Most recently, while she was already officially campaigning for the primaries, she received $275,000 for speaking in front of the clients of Golden Tree Asset Management.

Since 2014 alone, the Clinton couple collected $25 million in speech fees!

Yet, Mrs. Clinton cannot take shelter behind her predecessor under the pretext that he also owes his victory to contributions from large corporations. Barack Obama has never agreed to make speeches for Wall Street.

Even her own party is wary of this. “She would’ve been better off giving fewer paid speeches,” the former governor of Pennsylvania Ed Rendell said, quoted by The Times.

“Although they needed money, I think that Bill was raking in enough that Hillary didn’t have to do it.

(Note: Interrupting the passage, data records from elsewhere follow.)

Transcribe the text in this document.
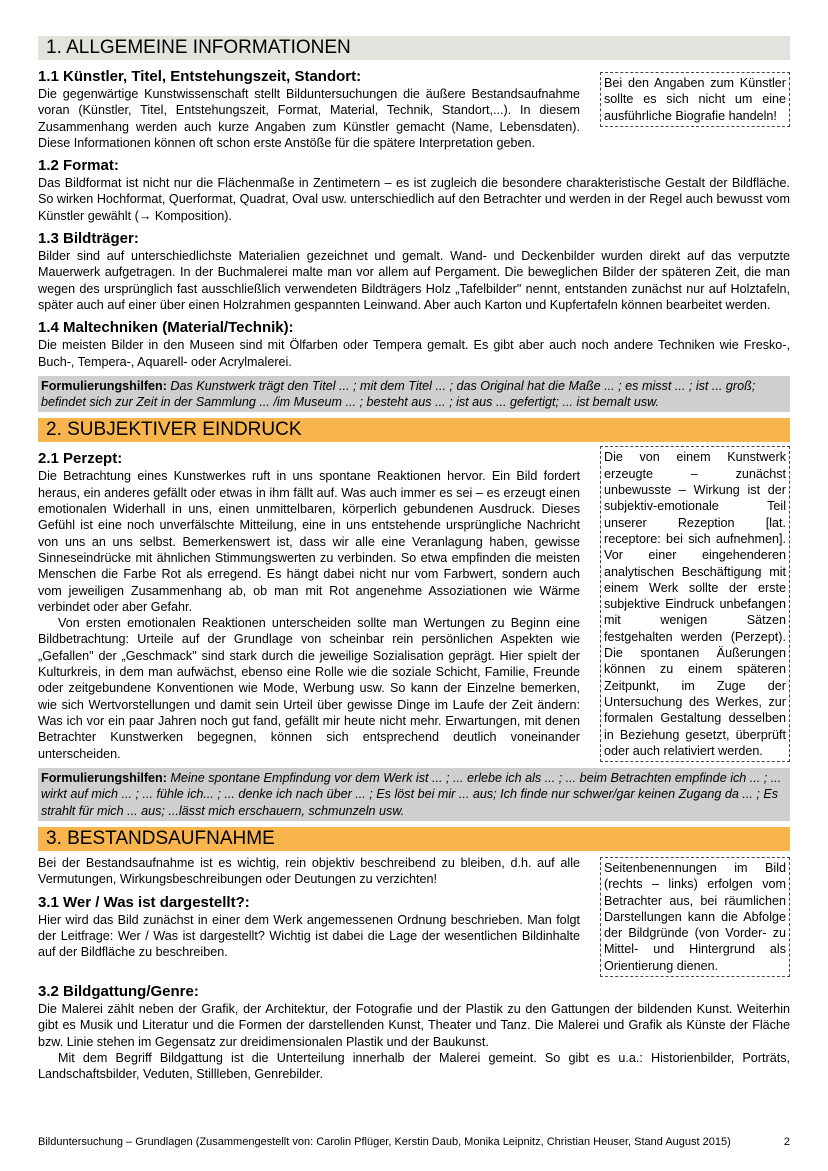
1. ALLGEMEINE INFORMATIONEN
1.1 Künstler, Titel, Entstehungszeit, Standort:

Die gegenwärtige Kunstwissenschaft stellt Bilduntersuchungen die äußere Bestandsaufnahme voran (Künstler, Titel, Entstehungszeit, Format, Material, Technik, Standort,...). In diesem Zusammenhang werden auch kurze Angaben zum Künstler gemacht (Name, Lebensdaten). Diese Informationen können oft schon erste Anstöße für die spätere Interpretation geben.

Bei den Angaben zum Künstler sollte es sich nicht um eine ausführliche Biografie handeln!
1.2 Format:

Das Bildformat ist nicht nur die Flächenmaße in Zentimetern – es ist zugleich die besondere charakteristische Gestalt der Bildfläche. So wirken Hochformat, Querformat, Quadrat, Oval usw. unterschiedlich auf den Betrachter und werden in der Regel auch bewusst vom Künstler gewählt (→ Komposition).

1.3 Bildträger:

Bilder sind auf unterschiedlichste Materialien gezeichnet und gemalt. Wand- und Deckenbilder wurden direkt auf das verputzte Mauerwerk aufgetragen. In der Buchmalerei malte man vor allem auf Pergament. Die beweglichen Bilder der späteren Zeit, die man wegen des ursprünglich fast ausschließlich verwendeten Bildträgers Holz „Tafelbilder" nennt, entstanden zunächst nur auf Holztafeln, später auch auf einer über einen Holzrahmen gespannten Leinwand. Aber auch Karton und Kupfertafeln können bearbeitet werden.

1.4 Maltechniken (Material/Technik):

Die meisten Bilder in den Museen sind mit Ölfarben oder Tempera gemalt. Es gibt aber auch noch andere Techniken wie Fresko-, Buch-, Tempera-, Aquarell- oder Acrylmalerei.

Formulierungshilfen: Das Kunstwerk trägt den Titel ... ; mit dem Titel ... ; das Original hat die Maße ... ; es misst ... ; ist ... groß; befindet sich zur Zeit in der Sammlung ... /im Museum ... ; besteht aus ... ; ist aus ... gefertigt; ... ist bemalt usw.
2. SUBJEKTIVER EINDRUCK
2.1 Perzept:

Die Betrachtung eines Kunstwerkes ruft in uns spontane Reaktionen hervor. Ein Bild fordert heraus, ein anderes gefällt oder etwas in ihm fällt auf. Was auch immer es sei – es erzeugt einen emotionalen Widerhall in uns, einen unmittelbaren, körperlich gebundenen Ausdruck. Dieses Gefühl ist eine noch unverfälschte Mitteilung, eine in uns entstehende ursprüngliche Nachricht von uns an uns selbst. Bemerkenswert ist, dass wir alle eine Veranlagung haben, gewisse Sinneseindrücke mit ähnlichen Stimmungswerten zu verbinden. So etwa empfinden die meisten Menschen die Farbe Rot als erregend. Es hängt dabei nicht nur vom Farbwert, sondern auch vom jeweiligen Zusammenhang ab, ob man mit Rot angenehme Assoziationen wie Wärme verbindet oder aber Gefahr.

Von ersten emotionalen Reaktionen unterscheiden sollte man Wertungen zu Beginn eine Bildbetrachtung: Urteile auf der Grundlage von scheinbar rein persönlichen Aspekten wie „Gefallen" der „Geschmack" sind stark durch die jeweilige Sozialisation geprägt. Hier spielt der Kulturkreis, in dem man aufwächst, ebenso eine Rolle wie die soziale Schicht, Familie, Freunde oder zeitgebundene Konventionen wie Mode, Werbung usw. So kann der Einzelne bemerken, wie sich Wertvorstellungen und damit sein Urteil über gewisse Dinge im Laufe der Zeit ändern: Was ich vor ein paar Jahren noch gut fand, gefällt mir heute nicht mehr. Erwartungen, mit denen Betrachter Kunstwerken begegnen, können sich entsprechend deutlich voneinander unterscheiden.

Die von einem Kunstwerk erzeugte – zunächst unbewusste – Wirkung ist der subjektiv-emotionale Teil unserer Rezeption [lat. receptore: bei sich aufnehmen]. Vor einer eingehenderen analytischen Beschäftigung mit einem Werk sollte der erste subjektive Eindruck unbefangen mit wenigen Sätzen festgehalten werden (Perzept). Die spontanen Äußerungen können zu einem späteren Zeitpunkt, im Zuge der Untersuchung des Werkes, zur formalen Gestaltung desselben in Beziehung gesetzt, überprüft oder auch relativiert werden.
Formulierungshilfen: Meine spontane Empfindung vor dem Werk ist ... ; ... erlebe ich als ... ; ... beim Betrachten empfinde ich ... ; ... wirkt auf mich ... ; ... fühle ich... ; ... denke ich nach über ... ; Es löst bei mir ... aus; Ich finde nur schwer/gar keinen Zugang da ... ; Es strahlt für mich ... aus; ...lässt mich erschauern, schmunzeln usw.
3. BESTANDSAUFNAHME

Bei der Bestandsaufnahme ist es wichtig, rein objektiv beschreibend zu bleiben, d.h. auf alle Vermutungen, Wirkungsbeschreibungen oder Deutungen zu verzichten!

3.1 Wer / Was ist dargestellt?:

Hier wird das Bild zunächst in einer dem Werk angemessenen Ordnung beschrieben. Man folgt der Leitfrage: Wer / Was ist dargestellt? Wichtig ist dabei die Lage der wesentlichen Bildinhalte auf der Bildfläche zu beschreiben.

Seitenbenennungen im Bild (rechts – links) erfolgen vom Betrachter aus, bei räumlichen Darstellungen kann die Abfolge der Bildgründe (von Vorder- zu Mittel- und Hintergrund als Orientierung dienen.
3.2 Bildgattung/Genre:

Die Malerei zählt neben der Grafik, der Architektur, der Fotografie und der Plastik zu den Gattungen der bildenden Kunst. Weiterhin gibt es Musik und Literatur und die Formen der darstellenden Kunst, Theater und Tanz. Die Malerei und Grafik als Künste der Fläche bzw. Linie stehen im Gegensatz zur dreidimensionalen Plastik und der Baukunst.

Mit dem Begriff Bildgattung ist die Unterteilung innerhalb der Malerei gemeint. So gibt es u.a.: Historienbilder, Porträts, Landschaftsbilder, Veduten, Stillleben, Genrebilder.

Bilduntersuchung – Grundlagen (Zusammengestellt von: Carolin Pflüger, Kerstin Daub, Monika Leipnitz, Christian Heuser, Stand August 2015)	2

To people who earn $200,000 in seven years, it looks ridiculous...”

Even the Republicans opt for Bernie Sanders over Hillary Clinton. The fact is that she is the only candidate who has been personally enriched thanks to what Sanders calls “fees that resemble bribes from the financial industry.”

Mrs. Clinton defends herself by proclaiming loud and clear that she will follow in the footsteps of Obama in regulating the financial industry (this, in a spirit of “partnership” with Wall Street, she specified in a leaked speech).

This affair does not risk to derail her campaign because she has no serious rival on the Democratic side, with Sanders’ candidature being largely symbolic. But it still inconveniences her by putting her on the defensive.